Influencers have to decide how often they want their kids to appear in content, and some have even created accounts for their children. A few years ago, for example, @queenofjetlags’ Noor de Groot created the account @princessofjetlags for her daughter and was reportedly met with backlash from her community. (Nothing has been posted from the @princessofjetlags page since 2016.) De Groot’s situation is in the minority for sure, as it’s become the norm for influencers to create private Instagram pages for their children — for friends and family only — that they could use when they come of age.
But how much is too much exposure for the children?
There is a wide spectrum of opinion, from those who show the daily minutiae of child-rearing to those who refuse to even put their kids’ faces on social media. On one end there is Ferragni, sharing portions of her doctor’s appointments, while at the other there is Adilova, who shields her nine-month-old and three-year-old childrens’ faces from the camera or sometimes places emojis over their faces.
“Motherhood is such an important part of my life, and also what I do for work, so it’s very natural for me to constantly be posting my kids in my Stories or pictures. I don’t put their faces on there because I feel like it’s their decision. I don’t want to make that decision for them.…It’s their initial choice to be present or show their face or take photos. I don’t know if my kids are going to grow up and be shy; I don’t want to decide for them,” Adilova explained.
So why post pictures of your children at all if you’re going to cover their faces?
Adilova maintained that content she posts on Instagram is more about motherhood and her family, life as a mother and her childrens’ presence in her life — not a photo of them wearing an outfit.
“It’s more like, ‘This is my daily life’ and they’re a part of it all time,” she said, very clear that she refuses to put their faces on social media because she doesn’t want their photos “plastered all over the place.” “If I had a private account for just friends I’d post them. I feel like I’m tapping into their privacy and it’s not fair.”
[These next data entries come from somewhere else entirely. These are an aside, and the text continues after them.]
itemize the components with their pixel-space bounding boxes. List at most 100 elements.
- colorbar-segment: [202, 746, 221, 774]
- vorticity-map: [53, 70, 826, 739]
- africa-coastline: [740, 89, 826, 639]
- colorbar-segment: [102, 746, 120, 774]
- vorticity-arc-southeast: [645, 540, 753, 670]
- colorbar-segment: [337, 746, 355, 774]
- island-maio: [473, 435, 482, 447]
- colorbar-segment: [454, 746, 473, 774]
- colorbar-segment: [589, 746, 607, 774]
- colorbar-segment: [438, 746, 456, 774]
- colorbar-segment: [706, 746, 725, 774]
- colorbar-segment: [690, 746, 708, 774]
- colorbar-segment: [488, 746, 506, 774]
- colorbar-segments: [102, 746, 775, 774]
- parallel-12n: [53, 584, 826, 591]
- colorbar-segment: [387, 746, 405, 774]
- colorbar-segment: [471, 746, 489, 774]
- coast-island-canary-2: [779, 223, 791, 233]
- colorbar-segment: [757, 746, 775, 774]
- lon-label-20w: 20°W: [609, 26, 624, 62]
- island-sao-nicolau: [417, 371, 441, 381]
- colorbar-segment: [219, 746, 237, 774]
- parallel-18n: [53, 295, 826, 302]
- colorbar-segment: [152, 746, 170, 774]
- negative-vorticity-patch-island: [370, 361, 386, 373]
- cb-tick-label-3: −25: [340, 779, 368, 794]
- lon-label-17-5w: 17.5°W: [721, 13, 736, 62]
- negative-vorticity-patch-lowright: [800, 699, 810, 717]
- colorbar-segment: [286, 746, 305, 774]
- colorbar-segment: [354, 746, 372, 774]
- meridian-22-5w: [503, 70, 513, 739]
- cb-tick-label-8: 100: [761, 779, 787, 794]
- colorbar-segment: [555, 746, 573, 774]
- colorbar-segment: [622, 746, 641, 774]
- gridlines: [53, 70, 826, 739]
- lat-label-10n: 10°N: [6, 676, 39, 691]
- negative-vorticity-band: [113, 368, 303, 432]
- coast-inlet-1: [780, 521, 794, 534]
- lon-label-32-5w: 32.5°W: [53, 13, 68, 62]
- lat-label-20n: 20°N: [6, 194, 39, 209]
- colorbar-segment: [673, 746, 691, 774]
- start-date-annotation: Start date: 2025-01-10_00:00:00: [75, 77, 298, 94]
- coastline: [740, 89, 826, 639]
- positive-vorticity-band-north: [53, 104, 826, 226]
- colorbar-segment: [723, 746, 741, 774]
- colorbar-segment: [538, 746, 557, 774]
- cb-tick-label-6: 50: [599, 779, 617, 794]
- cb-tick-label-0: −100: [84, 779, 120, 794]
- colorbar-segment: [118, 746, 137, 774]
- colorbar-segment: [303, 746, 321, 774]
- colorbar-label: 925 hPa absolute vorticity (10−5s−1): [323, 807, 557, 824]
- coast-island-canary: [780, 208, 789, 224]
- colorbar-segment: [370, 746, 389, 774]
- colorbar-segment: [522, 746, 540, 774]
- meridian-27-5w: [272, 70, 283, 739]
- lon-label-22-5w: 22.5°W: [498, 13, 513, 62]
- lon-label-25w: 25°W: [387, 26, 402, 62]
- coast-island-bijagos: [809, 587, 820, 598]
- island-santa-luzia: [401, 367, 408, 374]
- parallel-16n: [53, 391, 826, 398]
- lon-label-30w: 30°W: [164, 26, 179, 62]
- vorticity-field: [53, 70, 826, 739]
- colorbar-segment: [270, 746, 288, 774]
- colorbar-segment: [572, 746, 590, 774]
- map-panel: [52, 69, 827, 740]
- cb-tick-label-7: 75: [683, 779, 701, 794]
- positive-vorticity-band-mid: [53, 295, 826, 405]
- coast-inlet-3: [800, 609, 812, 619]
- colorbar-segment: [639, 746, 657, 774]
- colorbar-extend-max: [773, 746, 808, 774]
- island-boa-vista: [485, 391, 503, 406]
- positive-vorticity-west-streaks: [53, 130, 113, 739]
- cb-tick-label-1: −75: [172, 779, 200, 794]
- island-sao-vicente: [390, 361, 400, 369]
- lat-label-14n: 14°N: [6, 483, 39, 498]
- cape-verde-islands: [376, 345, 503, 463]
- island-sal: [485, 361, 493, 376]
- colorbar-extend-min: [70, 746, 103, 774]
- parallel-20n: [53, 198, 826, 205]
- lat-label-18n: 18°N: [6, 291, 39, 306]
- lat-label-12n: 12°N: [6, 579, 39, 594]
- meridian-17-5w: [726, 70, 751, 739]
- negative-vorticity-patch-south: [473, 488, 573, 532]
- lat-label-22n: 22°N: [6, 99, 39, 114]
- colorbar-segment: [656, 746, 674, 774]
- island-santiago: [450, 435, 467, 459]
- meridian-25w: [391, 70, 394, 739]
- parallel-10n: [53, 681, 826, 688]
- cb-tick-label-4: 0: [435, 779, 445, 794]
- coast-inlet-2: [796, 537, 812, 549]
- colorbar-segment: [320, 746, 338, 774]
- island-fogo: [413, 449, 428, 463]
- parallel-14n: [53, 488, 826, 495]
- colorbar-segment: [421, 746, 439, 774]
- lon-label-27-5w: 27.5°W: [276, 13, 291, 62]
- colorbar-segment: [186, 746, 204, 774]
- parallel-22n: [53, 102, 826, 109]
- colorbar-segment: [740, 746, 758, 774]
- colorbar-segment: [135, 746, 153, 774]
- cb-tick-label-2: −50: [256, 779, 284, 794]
Charnas’ take is entirely different.
She’s spent the past almost decade documenting every facet of her life — from engagement, to wedding, to pregnancy — and built a cult following in the process. Charnas believes that if she stopped sharing once she gave birth, it would be going against the very reason more than one million people follow her in the first place.
“There’s obviously a line. When I’m out [in public] I don’t let people take pictures of Ruby. It’s the only question I get now. No one asks for a picture of me. I have to say no,” Charnas said.
Her guidelines: She doesn’t indicate where she lives, include geotags in her posts of where she is at that moment or show where Ruby attends classes or school.
“It’s inevitable that if I post in the park [Madison Square Park] that people will come over. They feel like they know Ruby and that’s the reason they want to come and take a picture. They feel like they know her,” she continued.
She started her career when she was in college and her followers have also seen her through all the stages of her adult life — engagement to wedding to delivery room. But even she sees limits.
“We’ve accepted that this is part of our life. We’re cautious what we post, and when we post and we still want our followers to get a glimpse of my family life, but you also have to set some ground rules when you’re putting your personal life and family out there,” Lim stated.